Three Distinct Points and Their Normal Lines 
Suppose That three points on the graph of $y=x^2$ have the property that their normal lines intersect at a common point. Show that the sum of their $x$-coordinates is $0$.

I have a lot going but can not finish it.
Proof:
Let $(a,a^2)$, $(b,b^2)$, and $(c,c^2)$ be three distinct points on $y=x^2$ such that $a\not=b\not=c$.
Find the tangent slope and the slope of their normal lines.
$$(a,a^2) \hspace{4mm}m_{tan}=2a, \hspace{4mm} m_{norm}=\frac{-1}{2a}$$
$$(b,b^2) \hspace{4mm}m_{tan}=2b, \hspace{4mm} m_{norm}=\frac{-1}{2b}$$
$$(c,c^2) \hspace{4mm}m_{tan}=2c, \hspace{4mm} m_{norm}=\frac{-1}{2c}$$
Normal Line $(a,a^2)$
$y-a^2=-\frac{1}{2a}(x-a) \implies y=-\frac{1}{2a}x+\frac{1}{2}+a^2$
Normal Line $(b,b^2)$
$y-b^2=-\frac{1}{2b}(x-b) \implies y=-\frac{1}{2b}x+\frac{1}{2}+b^2$
Normal Line $(c,c^2)$
$y-c^2=-\frac{1}{2c}(x-c) \implies y=-\frac{1}{2c}x+\frac{1}{2}+c^2$
Find the $x$-interception points between the normal lines of $(a,a^2)$ and $(b,b^2)$.
$-\frac{1}{2a}x+\frac{1}{2}+a^2=-\frac{1}{2b}x+\frac{1}{2}+b^2 \implies x=-(b+a)2ab$
Find the $x$-interception points between the normal lines of $(a,a^2)$ and $(c,c^2)$.
$-\frac{1}{2a}x+\frac{1}{2}+a^2=-\frac{1}{2c}x+\frac{1}{2}+c^2 \implies x=-(c+a)2ac$
Find the $x$-interception points between the normal lines of $(b,b^2)$ and $(c,c^2)$.
$-\frac{1}{2b}x+\frac{1}{2}+b^2=-\frac{1}{2c}x+\frac{1}{2}+c^2 \implies x=-(c+b)2bc$
Show that $a+b+c=0$
$$\begin{align}
....\\
....\\
....\\
\end{align}$$
I do not know how to show that $a+b+c=0$. Any advice on how to continue?
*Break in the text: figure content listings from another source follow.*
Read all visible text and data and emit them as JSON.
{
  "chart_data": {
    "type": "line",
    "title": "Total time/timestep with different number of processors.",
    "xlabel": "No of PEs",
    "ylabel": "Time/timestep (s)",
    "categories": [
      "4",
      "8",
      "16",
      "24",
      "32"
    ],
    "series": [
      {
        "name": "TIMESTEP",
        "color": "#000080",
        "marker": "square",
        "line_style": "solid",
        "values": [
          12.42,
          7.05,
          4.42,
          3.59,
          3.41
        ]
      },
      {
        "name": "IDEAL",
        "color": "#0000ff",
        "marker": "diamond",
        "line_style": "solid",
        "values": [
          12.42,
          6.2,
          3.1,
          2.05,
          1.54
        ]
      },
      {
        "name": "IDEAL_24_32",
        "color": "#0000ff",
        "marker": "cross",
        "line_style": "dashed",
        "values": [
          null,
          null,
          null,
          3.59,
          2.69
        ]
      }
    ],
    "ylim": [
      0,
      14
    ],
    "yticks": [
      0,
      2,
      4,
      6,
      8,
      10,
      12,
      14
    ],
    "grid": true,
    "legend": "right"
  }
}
Thanks in advance!
 A: Since all normal lines intersect at a common point you have
$$
-(b+a)2ab=-(c+a)2ac=-(c+b)2bc,
$$
which means
$$
b^2a+a^2b=c^2a+a^2c=c^2b+b^2c.
$$
Now if $a=0$
$$
c^2b+b^2c=0\Rightarrow c=-b.
$$
If $a\neq0$,since $b\neq c$, from the first equality
$$
(b^2-c^2)a=-a^2(b-c) \Rightarrow b+c=-a.
$$
A: Michele Maschio’s answer picks up nicely where you left off, although neither your partial solution nor that answer deals with the case that one of the points is the origin, where the slope of the normal is undefined. This is a slightly different approach that doesn’t need to consider that case separately.  
If $y=f(x)$ is differentiable at $x=x_0$, then an equation of the line normal to the curve at the point $(x_0,f(x_0))$ is $(x-x_0)+f'(x_0)(y-f(x_0))=0$. In contrast to the slope-intercept form of the equation for a line, this form is also valid when $f'(x_0)=0$. For this problem the equation is $$(x-x_0)+2x_0(y-x_0^2)=0$$ or, after rearranging a bit, $$x+2x_0y=x_0(1+2x_0^2).$$ The condition that the normals through three distinct points with $x$-coordinates $a$, $b$ and $c$ gives us the system $$\begin{align}x+2ay&=a(1+2a^2)\\x+2by&=b(1+2b^2)\\x+2cy&=c(1+2c^2).\end{align}$$ Subtract the first equation from the other two to eliminate $x$: $$\begin{align}2(b-a)y&=2b^3-2a^2+b-a\\2(c-a)y&=2c^3-2a^3+c-a.\end{align}$$ Cross-multiply and subtract to eliminate $y$, producing $$\begin{align}0&=(c-a)(2b^3-2a^3+b-a)-(b-a)(2c^3-2a^3+c-a) \\ &=2a^3b-2ab^3+2b^3c-2bc^3+2c^3a-2ca^3 \\ &= 2(b-a)(c-b)(a-c)(a+b+c).\end{align}$$ The last two expressions have a satisfying symmetry that reflects the symmetry of the roles of the three points in the problem. Since the three points are distinct, we must have $a+b+c=0$ for our system of equations to be consistent.
A: $b^2a+a^2b=c^2a+a^2c=c^2b+b^2c\rightarrow b^2a+a^2b=c^2a+a^2c$
$\rightarrow b^2a-c^2a=-a^2b+a^2c\rightarrow (b^2-c^2)a=-a^2(b-c)$